E é isso que a Madalena tem vindo a fazer toda a vida, não é?
Sou uma mistura das várias coisas, porque eu trabalho com bailarinos muito capazes também, mas aquilo de que mais gosto é de cruzar o que poderia ser, numa terminologia mais antiga, uma dança mais alta de sociedade com uma dança baixa do povo, gosto de perceber como é que se cruzam as coisas num tal ponto ómega qualquer. Quando regressei de Londres, levei Pina Bausch às senhoras da Casa do Povo como agora levo Rebecca Horn ao jardim-de-infância de Monchique. Estou a fazer um programa para as escolas daquele território, em que a ideia é ir buscar fragmentos a obras de um conjunto de artistas e levá-los até às mãos das crianças para que, através do meu olhar e experiência, esses materiais possam ser desconstruídos.
Como é que olha para a escola portuguesa? Alguns especialistas em educação defendem que temos uma escola do século XIX, com professores do século XX e crianças do século XXI. É assim?

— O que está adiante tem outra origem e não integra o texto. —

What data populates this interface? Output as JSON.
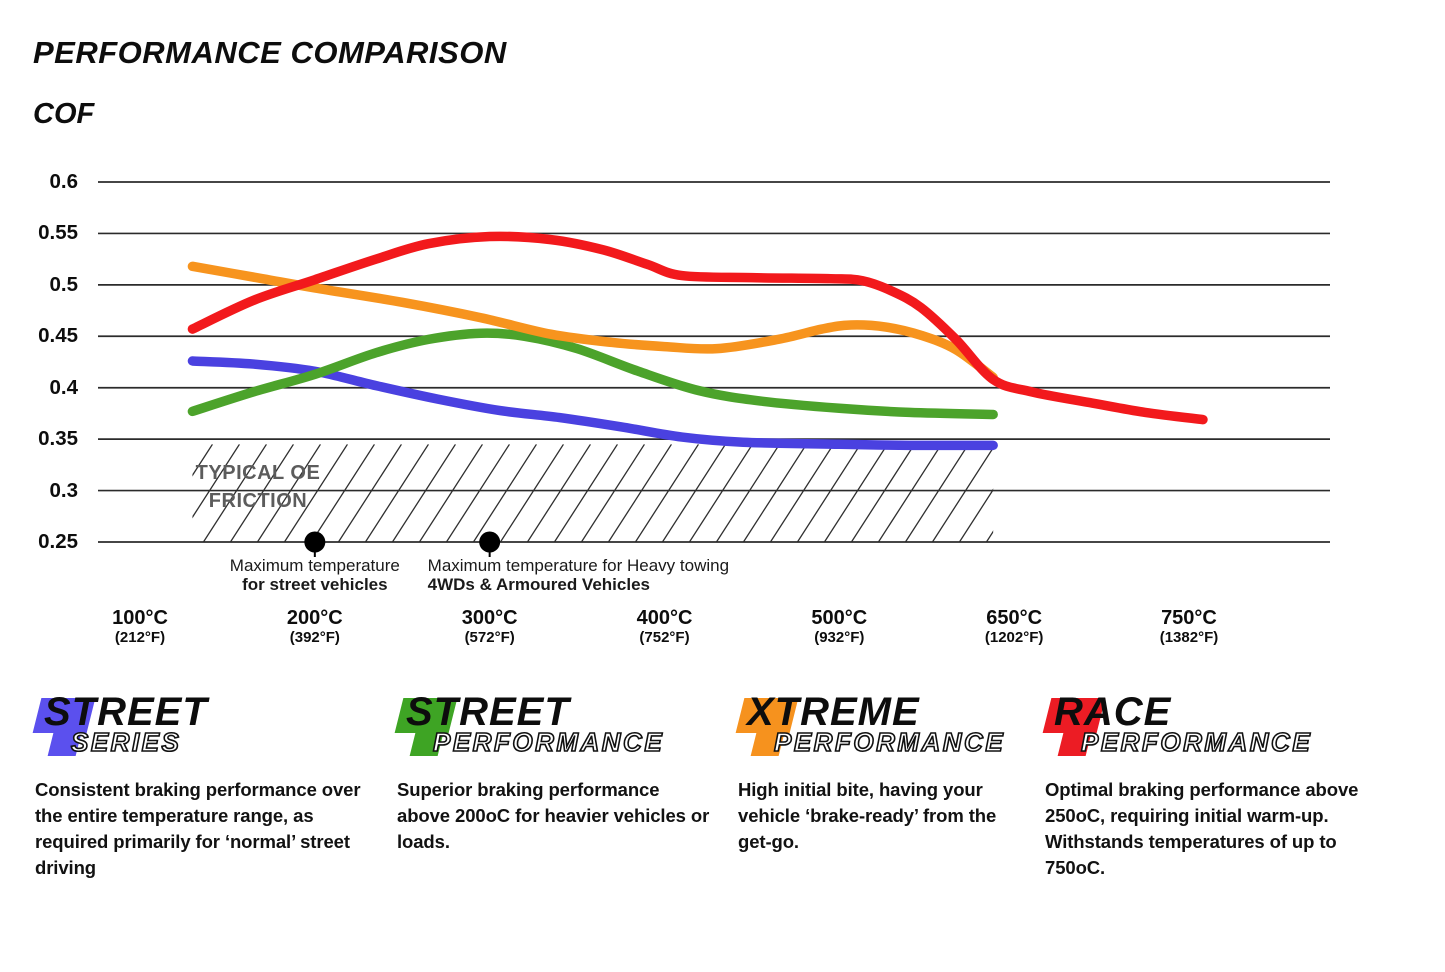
{
  "header": {
    "title": "PERFORMANCE COMPARISON",
    "axis_title": "COF"
  },
  "chart_data": {
    "type": "line",
    "title": "PERFORMANCE COMPARISON",
    "ylabel": "COF",
    "ylim": [
      0.25,
      0.6
    ],
    "grid": true,
    "y_ticks": [
      "0.6",
      "0.55",
      "0.5",
      "0.45",
      "0.4",
      "0.35",
      "0.3",
      "0.25"
    ],
    "x_ticks": [
      {
        "t": 100,
        "celsius": "100°C",
        "fahrenheit": "(212°F)"
      },
      {
        "t": 200,
        "celsius": "200°C",
        "fahrenheit": "(392°F)"
      },
      {
        "t": 300,
        "celsius": "300°C",
        "fahrenheit": "(572°F)"
      },
      {
        "t": 400,
        "celsius": "400°C",
        "fahrenheit": "(752°F)"
      },
      {
        "t": 500,
        "celsius": "500°C",
        "fahrenheit": "(932°F)"
      },
      {
        "t": 650,
        "celsius": "650°C",
        "fahrenheit": "(1202°F)"
      },
      {
        "t": 750,
        "celsius": "750°C",
        "fahrenheit": "(1382°F)"
      }
    ],
    "series": [
      {
        "name": "Street Series",
        "color": "#4a41e0",
        "points": [
          [
            130,
            0.426
          ],
          [
            165,
            0.423
          ],
          [
            200,
            0.416
          ],
          [
            235,
            0.402
          ],
          [
            270,
            0.389
          ],
          [
            305,
            0.378
          ],
          [
            340,
            0.371
          ],
          [
            375,
            0.362
          ],
          [
            410,
            0.352
          ],
          [
            445,
            0.347
          ],
          [
            500,
            0.345
          ],
          [
            560,
            0.344
          ],
          [
            632,
            0.344
          ]
        ]
      },
      {
        "name": "Street Performance",
        "color": "#4ca32b",
        "points": [
          [
            130,
            0.377
          ],
          [
            165,
            0.396
          ],
          [
            200,
            0.413
          ],
          [
            235,
            0.434
          ],
          [
            265,
            0.447
          ],
          [
            295,
            0.453
          ],
          [
            320,
            0.45
          ],
          [
            350,
            0.438
          ],
          [
            385,
            0.416
          ],
          [
            420,
            0.397
          ],
          [
            455,
            0.387
          ],
          [
            500,
            0.38
          ],
          [
            560,
            0.376
          ],
          [
            632,
            0.374
          ]
        ]
      },
      {
        "name": "Xtreme Performance",
        "color": "#f7941e",
        "points": [
          [
            130,
            0.518
          ],
          [
            170,
            0.506
          ],
          [
            200,
            0.497
          ],
          [
            250,
            0.483
          ],
          [
            295,
            0.468
          ],
          [
            335,
            0.452
          ],
          [
            370,
            0.444
          ],
          [
            400,
            0.44
          ],
          [
            430,
            0.438
          ],
          [
            465,
            0.447
          ],
          [
            490,
            0.457
          ],
          [
            510,
            0.461
          ],
          [
            540,
            0.459
          ],
          [
            570,
            0.451
          ],
          [
            600,
            0.437
          ],
          [
            632,
            0.41
          ]
        ]
      },
      {
        "name": "Race Performance",
        "color": "#f2191c",
        "points": [
          [
            130,
            0.457
          ],
          [
            165,
            0.485
          ],
          [
            200,
            0.505
          ],
          [
            235,
            0.525
          ],
          [
            265,
            0.54
          ],
          [
            300,
            0.547
          ],
          [
            335,
            0.544
          ],
          [
            365,
            0.534
          ],
          [
            390,
            0.52
          ],
          [
            410,
            0.509
          ],
          [
            450,
            0.507
          ],
          [
            495,
            0.506
          ],
          [
            520,
            0.504
          ],
          [
            545,
            0.494
          ],
          [
            570,
            0.478
          ],
          [
            600,
            0.447
          ],
          [
            632,
            0.408
          ],
          [
            660,
            0.396
          ],
          [
            695,
            0.385
          ],
          [
            725,
            0.376
          ],
          [
            758,
            0.369
          ]
        ]
      }
    ],
    "oe_region": {
      "label": [
        "TYPICAL OE",
        "FRICTION"
      ],
      "t_range": [
        130,
        632
      ],
      "cof_range": [
        0.25,
        0.345
      ]
    },
    "annotations": [
      {
        "t": 200,
        "align": "center",
        "line1": "Maximum temperature",
        "line2": "for street vehicles"
      },
      {
        "t": 300,
        "align": "left",
        "line1": "Maximum temperature for Heavy towing",
        "line2": "4WDs & Armoured Vehicles"
      }
    ]
  },
  "legend": [
    {
      "word1": "STREET",
      "word2": "SERIES",
      "color": "#5b50ee",
      "description": "Consistent braking performance over the entire temperature range, as required primarily for ‘normal’ street driving"
    },
    {
      "word1": "STREET",
      "word2": "PERFORMANCE",
      "color": "#3ea424",
      "description": "Superior braking performance above 200oC for heavier vehicles or loads."
    },
    {
      "word1": "XTREME",
      "word2": "PERFORMANCE",
      "color": "#f6921e",
      "description": "High initial bite, having your vehicle ‘brake-ready’ from the get-go."
    },
    {
      "word1": "RACE",
      "word2": "PERFORMANCE",
      "color": "#ec1c24",
      "description": "Optimal braking performance above 250oC, requiring initial warm-up. Withstands temperatures of up to 750oC."
    }
  ]
}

Sim, é verdade. Estou cada vez mais interessada na educação não formal, tenho imensa sorte, convidam-me para coordenar vários projectos e, neles, eu posso introduzir a minha, não diria selvajaria, liberdade de pensamento, que está um pouco fora dos limites das regras da academia. A escola está, de facto, difícil, mas também há professores maravilhosos. Por outro lado, existem espaços à margem da escola pública que parecem perfeitos, mas isso enerva-me um pouco porque, por vezes, funcionam como uma espécie de gueto de meninos privilegiados e felizes, e eu gosto mais de pensar em projectos diferentes dentro da escola pública. Todos os meus projectos andam à volta da ideia de trazer a arte para dentro. Para dentro do tecido social, para dentro da sociedade.